Search code examples
cudameasurement

Cuda measurement of loop


I launch a very simple kernel <<<1,512>>> on a CUDA Fermi GPU.

__global__ void kernel(){
int x1,x2;

x1=5;
x2=1;

for (int k=0;k<=1000000;k++)
  {
   x1+=x2;

  }
}

The kernel is very simple, it does 10^6 additions and does not transfer anything back to global memory. The result is correct, i.e. after the loop x1 (in all its 512 thread instances) contains 10^6 + 5

I am trying to measure the execution time of the kernel. using both visual studio parallel nsight and nvvp.
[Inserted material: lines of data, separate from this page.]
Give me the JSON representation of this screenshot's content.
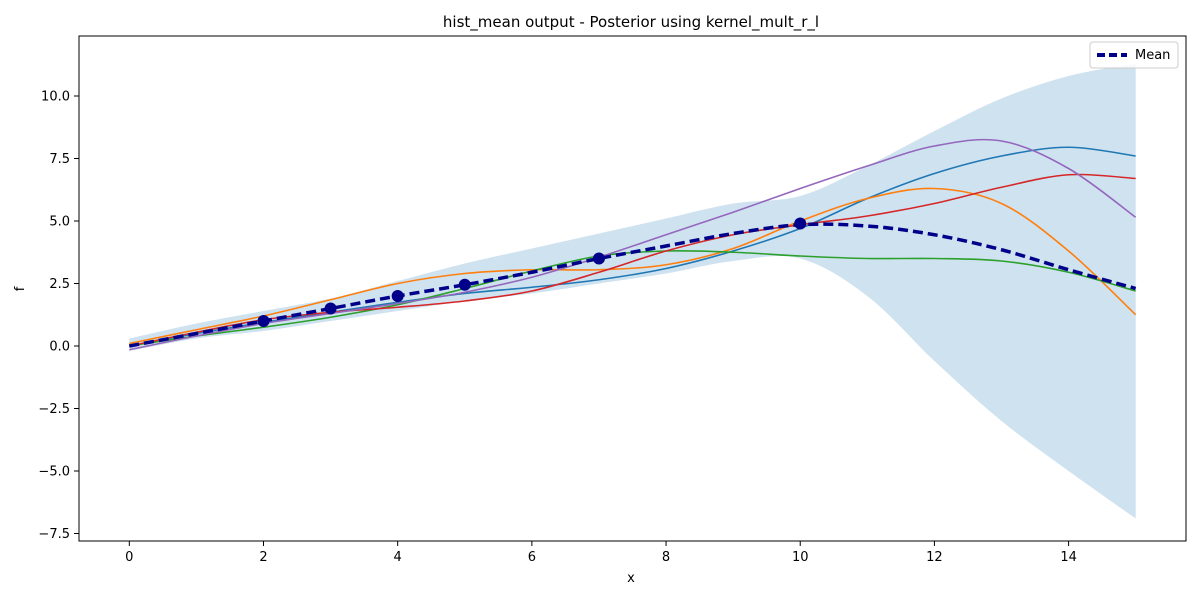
{
  "chart_data": {
    "type": "line",
    "title": "hist_mean output - Posterior using kernel_mult_r_l",
    "xlabel": "x",
    "ylabel": "f",
    "xlim": [
      -0.75,
      15.75
    ],
    "ylim": [
      -7.8,
      12.4
    ],
    "xticks": [
      0,
      2,
      4,
      6,
      8,
      10,
      12,
      14
    ],
    "xtick_labels": [
      "0",
      "2",
      "4",
      "6",
      "8",
      "10",
      "12",
      "14"
    ],
    "yticks": [
      -7.5,
      -5.0,
      -2.5,
      0.0,
      2.5,
      5.0,
      7.5,
      10.0
    ],
    "ytick_labels": [
      "−7.5",
      "−5.0",
      "−2.5",
      "0.0",
      "2.5",
      "5.0",
      "7.5",
      "10.0"
    ],
    "grid": false,
    "legend": {
      "placement": "top-right",
      "entries": [
        "Mean"
      ]
    },
    "confidence_band": {
      "color": "#cfe2f0",
      "x": [
        0,
        1,
        2,
        3,
        4,
        5,
        6,
        7,
        8,
        9,
        10,
        11,
        12,
        13,
        14,
        15
      ],
      "lower": [
        -0.2,
        0.3,
        0.6,
        1.0,
        1.4,
        1.8,
        2.1,
        2.5,
        2.9,
        3.4,
        3.5,
        2.0,
        -0.6,
        -3.0,
        -5.0,
        -6.9
      ],
      "upper": [
        0.3,
        0.9,
        1.4,
        1.9,
        2.6,
        3.3,
        3.9,
        4.5,
        5.1,
        5.7,
        6.0,
        7.2,
        8.6,
        9.9,
        10.8,
        11.3
      ]
    },
    "mean": {
      "name": "Mean",
      "color": "#00008b",
      "x": [
        0,
        1,
        2,
        3,
        4,
        5,
        6,
        7,
        8,
        9,
        10,
        11,
        12,
        13,
        14,
        15
      ],
      "y": [
        0.0,
        0.5,
        1.0,
        1.5,
        2.0,
        2.45,
        2.95,
        3.5,
        4.0,
        4.5,
        4.85,
        4.8,
        4.45,
        3.85,
        3.05,
        2.3
      ]
    },
    "observations": {
      "color": "#00008b",
      "x": [
        2,
        3,
        4,
        5,
        7,
        10
      ],
      "y": [
        1.0,
        1.5,
        2.0,
        2.45,
        3.5,
        4.9
      ]
    },
    "series": [
      {
        "color": "#1f77b4",
        "x": [
          0,
          1,
          2,
          3,
          4,
          5,
          6,
          7,
          8,
          9,
          10,
          11,
          12,
          13,
          14,
          15
        ],
        "y": [
          0.0,
          0.5,
          0.95,
          1.35,
          1.75,
          2.1,
          2.35,
          2.65,
          3.1,
          3.8,
          4.7,
          5.9,
          6.9,
          7.6,
          7.95,
          7.6
        ]
      },
      {
        "color": "#ff7f0e",
        "x": [
          0,
          1,
          2,
          3,
          4,
          5,
          6,
          7,
          8,
          9,
          10,
          11,
          12,
          13,
          14,
          15
        ],
        "y": [
          0.1,
          0.65,
          1.2,
          1.85,
          2.5,
          2.9,
          3.05,
          3.05,
          3.25,
          3.9,
          5.0,
          5.9,
          6.3,
          5.7,
          3.8,
          1.25
        ]
      },
      {
        "color": "#2ca02c",
        "x": [
          0,
          1,
          2,
          3,
          4,
          5,
          6,
          7,
          8,
          9,
          10,
          11,
          12,
          13,
          14,
          15
        ],
        "y": [
          0.0,
          0.4,
          0.75,
          1.15,
          1.65,
          2.3,
          3.0,
          3.6,
          3.8,
          3.75,
          3.6,
          3.5,
          3.5,
          3.4,
          2.95,
          2.2
        ]
      },
      {
        "color": "#d62728",
        "x": [
          0,
          1,
          2,
          3,
          4,
          5,
          6,
          7,
          8,
          9,
          10,
          11,
          12,
          13,
          14,
          15
        ],
        "y": [
          0.0,
          0.55,
          1.05,
          1.35,
          1.55,
          1.8,
          2.2,
          2.95,
          3.8,
          4.45,
          4.85,
          5.2,
          5.7,
          6.35,
          6.85,
          6.7
        ]
      },
      {
        "color": "#9467bd",
        "x": [
          0,
          1,
          2,
          3,
          4,
          5,
          6,
          7,
          8,
          9,
          10,
          11,
          12,
          13,
          14,
          15
        ],
        "y": [
          -0.15,
          0.4,
          0.9,
          1.3,
          1.7,
          2.15,
          2.75,
          3.55,
          4.45,
          5.35,
          6.3,
          7.2,
          8.0,
          8.2,
          7.1,
          5.15
        ]
      }
    ]
  }
}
Nsight measures 2.5 microseconds and nvvp measures 4 microseconds.

The issue is the following: I may increase largely the size of the loop eg to 10^8 and the time remains constant. Same if I decrease the loop size a lot. Why does this happen?

Please note that if I use shared memory or global memory inside the loop, the measurements reflect the work being performed (i.e. there is proportionality).


Solution

  • As noted, CUDA compiler optimisation is very aggressive at removing dead code. Because x2 doesn't participate in a value which is written to memory, it and the loop can be removed. The compiler will also pre-calculate any results which can be deduced at compile time, so if all the constants in the loop are known to the compiler, it can compute the final result and replace it with a constant.

    To get around both of these problems, rewrite your code like this:

    __global__ 
    void kernel(int *out, int x0, bool flag)
    {
        int x1 = x0, x2 = 1;
    
        for (int k=0; k<=1000000; k++) {
           x1+=x2;
        }
    
        if (flag) out[threadIdx.x + blockIdx.x*blockDim.x] = x1;
    }
    

    and then run it like this:

    kernel<<<1,512>>>((int *)0, 5, false);
    

    By passing the initial value of x1 as an argument to the kernel, you ensure that the loop result isn't available to the compiler. The flag makes the memory store conditional, and then memory store makes the whole calculation unsafe to remove. As long as the flag is set to false at runtime, there is no store performed, so that doesn't effect the timing of the loop.